The test set is not seen until the very end of the evaluation process.
Machine learning researchers take this protocol very seriously.
The train-validate-test design is
a very important universally applied framework for
effective evaluation of machine learning models.

$^*$ Data Leakage: the more influence any potential held-up test data
has played into selecting the final model, not merely evaluating it.

**CONCLUSION**

- Accuracy is often not the right evaluation metric for many real-world machine learning tasks:
    - False positives and false negatives may need to be treated very differently.
    - Make sure you understand the needs of your apllication and choose an evaluation metric that matches your application, user, or business goals.
    
    
- Examples of additional evaluation methos that **you need to revise (since they are not included in the notes)**:
    - Learning curve: how much does accuracy (or other metric) change as a function of the amount of training data?

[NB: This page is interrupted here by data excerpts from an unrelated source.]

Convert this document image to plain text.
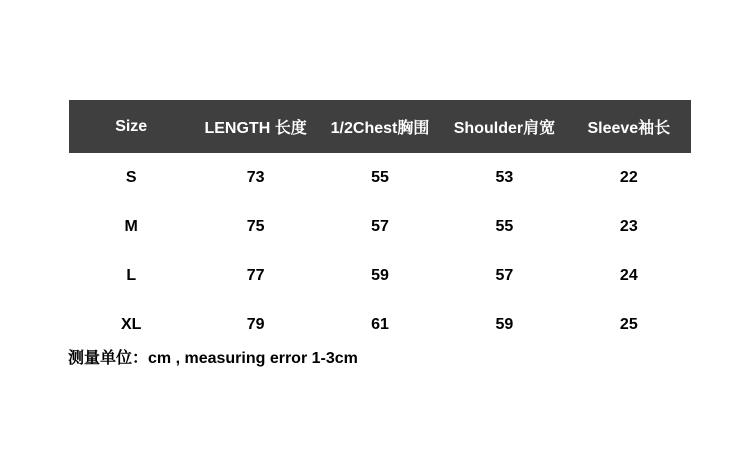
Size	LENGTH 长度	1/2Chest胸围	Shoulder肩宽	Sleeve袖长
S	73	55	53	22
M	75	57	55	23
L	77	59	57	24
XL	79	61	59	25
测量单位：cm , measuring error 1-3cm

These are useful as part of a cost-benefit analysis. Gathering training data in the form of labeled examples is often time-consuming and expensive. So being able to estimate the likely performance improvement of your classifier, if you say invest in doubling the amount of training data, can be a useful analysis. 
    
    - Sensitivity analysis: how much does accuracy (or other metric) change as a function of key learning parameter values? This may be important to perform especially if there are other costs such as runtime efficiency that are critical variables when deploying an operational system, that are correlated with different values of parameter. For example, decision tree depth or future value threshold. In this way, a more complete picture of the trade-offs achievable across different performance dimensions can help you make the best practical deployment decisions for your machine learning model.